妊娠10ケ月は十分だった。妊娠10ケ月の私はようやく何かを産み落とした。今回生まれた私の音楽、これから育てていかなければならない私の子供だ。

私は昨年の「レント」以降、まったくと言ってよいほど、楽器を手にしなかった。それから今年の頭になるまでのこの10ケ月もの間、私がやっていたことは、ひたすら音楽を聴くという事だった。しかも、実は私はそれを本当に心から愛すると言うやり方以外では、何もやらなかったし、今回の私の聞き方は、私のなかにある音楽を引き出すために、避けることのできないある過程のようなものだった。体の中でうずうずと高まっていたある確信を、自分の言葉で表すようにするための「言葉の訓練」のような期間だったのだ。

私は赤ん坊のとき、なかなか言葉を覚えず、何時までも喋らなかったらしいが、喋り始めてからが凄かったらしいが。言葉を自分のものにするまでは、喋りたくなかったのだろう。告白すれば、私はオーボエで本当に自分の言葉を喋ったことは、ほとんどなかったのだ。

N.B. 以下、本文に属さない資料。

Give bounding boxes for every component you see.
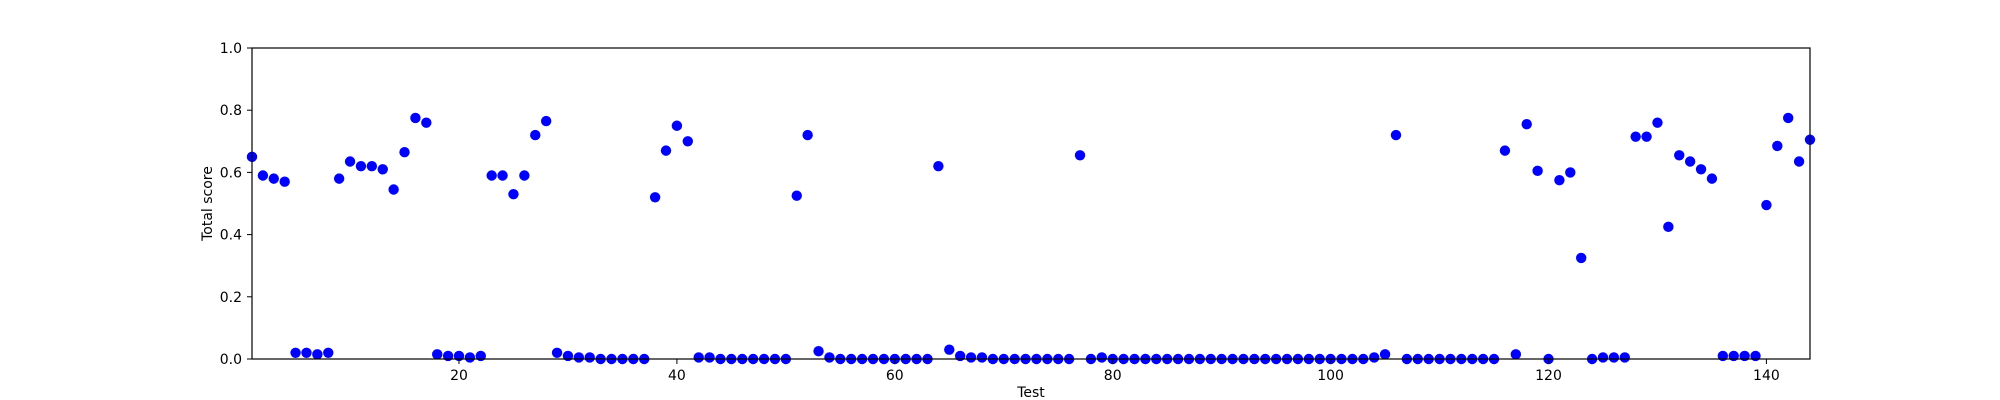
x-axis-label: Test xyxy=(1016,385,1045,400)
data-point xyxy=(1554,174,1565,186)
x-tick-label: 40 xyxy=(668,368,686,384)
data-point xyxy=(530,129,541,141)
data-point xyxy=(1608,352,1620,363)
data-point xyxy=(660,145,672,156)
data-point xyxy=(976,352,988,363)
data-point xyxy=(682,136,693,147)
data-point xyxy=(824,352,835,363)
data-point xyxy=(377,164,388,175)
data-point xyxy=(290,347,301,358)
data-point xyxy=(508,188,519,200)
data-point xyxy=(551,347,563,358)
data-point xyxy=(279,176,290,187)
x-tick-label: 80 xyxy=(1104,368,1122,384)
x-tick-label: 60 xyxy=(886,368,904,384)
x-tick-label: 20 xyxy=(450,368,468,384)
y-axis: 0.0 0.2 0.4 0.6 0.8 1.0 xyxy=(220,41,252,368)
x-tick-label: 140 xyxy=(1753,368,1780,384)
data-point xyxy=(355,160,367,172)
data-point xyxy=(1576,252,1587,264)
data-point xyxy=(1597,352,1609,363)
x-tick-label: 100 xyxy=(1317,368,1344,384)
data-point xyxy=(1379,349,1391,360)
data-point xyxy=(1706,173,1718,184)
data-point xyxy=(1695,164,1707,175)
data-point xyxy=(497,170,508,181)
data-point xyxy=(1619,352,1630,363)
plot-area-frame xyxy=(251,47,1811,360)
data-point xyxy=(671,120,683,131)
data-point xyxy=(366,160,378,172)
data-point xyxy=(1499,145,1511,156)
y-tick-label: 0.0 xyxy=(220,352,242,368)
data-point xyxy=(486,170,497,181)
data-point xyxy=(432,349,443,360)
data-point xyxy=(704,352,715,363)
data-point xyxy=(573,352,585,363)
x-axis: 20 40 60 80 100 120 140 xyxy=(450,359,1780,384)
data-point xyxy=(312,349,323,360)
data-point xyxy=(519,170,530,181)
data-point xyxy=(1761,199,1772,211)
data-point xyxy=(268,173,279,184)
data-point xyxy=(1772,140,1783,152)
data-point xyxy=(1674,150,1685,161)
data-point xyxy=(933,160,944,172)
data-point xyxy=(1630,131,1641,142)
y-axis-label: Total score xyxy=(200,166,216,242)
data-point xyxy=(323,347,334,358)
data-point xyxy=(421,117,432,128)
data-point xyxy=(1641,131,1652,142)
data-point xyxy=(1521,118,1532,130)
data-point xyxy=(965,352,977,363)
data-point xyxy=(1663,221,1674,233)
data-point xyxy=(1532,165,1543,177)
data-point xyxy=(464,352,476,363)
data-point xyxy=(649,192,661,203)
y-tick-label: 0.6 xyxy=(220,165,242,181)
data-point xyxy=(1369,352,1380,363)
data-point xyxy=(791,190,802,201)
data-point xyxy=(410,112,421,124)
data-point xyxy=(1510,349,1522,360)
y-tick-label: 0.4 xyxy=(220,228,242,244)
data-point xyxy=(1074,150,1086,161)
data-point xyxy=(944,344,955,355)
data-point xyxy=(1565,167,1576,178)
data-point xyxy=(540,115,552,127)
data-point xyxy=(399,146,410,158)
data-point xyxy=(1096,352,1108,363)
y-tick-label: 0.8 xyxy=(220,103,242,119)
data-point xyxy=(813,346,824,357)
data-point xyxy=(301,347,312,358)
data-point xyxy=(1652,117,1663,128)
data-point xyxy=(1793,156,1805,167)
data-point xyxy=(344,156,356,167)
data-point xyxy=(802,129,813,141)
x-tick-label: 120 xyxy=(1535,368,1562,384)
data-point xyxy=(333,173,345,184)
data-point xyxy=(584,352,595,363)
y-tick-label: 0.2 xyxy=(220,290,242,306)
data-point xyxy=(257,170,269,181)
data-point xyxy=(1684,156,1696,167)
data-points xyxy=(246,112,1816,365)
data-point xyxy=(1390,129,1402,141)
data-point xyxy=(1783,112,1794,124)
data-point xyxy=(388,184,399,195)
data-point xyxy=(693,352,704,363)
y-tick-label: 1.0 xyxy=(220,41,242,57)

私は、音を起てていた(それは犬の遠吠えと私は呼んでいた)が、ようやく人間の言葉を喋り始めた、と言って良いほどの変革であったのだ。

いや、基本が「獣の遠吠え」であると言う根本認識は変わっていないが、その上で、何かを動かすための「力の行為」となってきた、という事なのだ。何も動かさない「犬の遠吠え」を、「岩を動かし、大木をへし曲げるほどの風のような獣の雄叫び」にするという作業である。

学校でオーボエのレッスンを受けていたときは、私は楽器の鳴らし方に関してのレクチャーを受けていたに過ぎなかった。それは、お世辞にも「音楽のレッスン」と言うのには程遠かった。メロディーやフレーズに関するレッスンも、それはいかにして音楽をするか、という事ではなく、いかにして音を形にするか、という事であった。音楽を完全に「或る形」として捉え、それを越えるものではなかった。そういった「外面 」に囚われたアプローチを止めない以上、我々は「本当に音楽をする」ことは出来ない。音楽は「生活」そのものであって、外部から与えられた「仕事」ではない。学校で学べる音楽に関することとは、「仕事としての形作り」である。どのようにそれを楽しむのか、どのようにしたらそれを楽しめるのか、と言う最も重要なことは誰も語らない。いや、むしろ誰も知らない、と言うべきだろう。楽しんでいるフリをすることは出来ても、あの「音」では楽しめるはずがないのだ。少なくとも「音楽」を探しているものの目や耳を欺くことは出来ない。

形で成す音楽は、「死んだ人間の顔に化粧をする」ようなもので、生きたものではない。死化粧でいくら美しく見せても、死んだ肉体であるのには変わりがない。形で成す音楽は、どこにも行かず、演奏者はどこにもいけない。そこにあってある、食えないマグロのようなものである。死化粧で美しい顔ほど、食えないものはない。たくさんだが、世の音楽には、そのようなものが多すぎる。

一方、本当の音楽は、先ほども言及したように、岩を動かすような力の行為である。重いものを押して生き、その対象が勢いを増してくるようなもので、まったく以て物理の法則を反映したのもである。死んだ音楽にはそうした物理の法則が見あたらない。重いものを押し動かすようなダイナミズムも感じられない。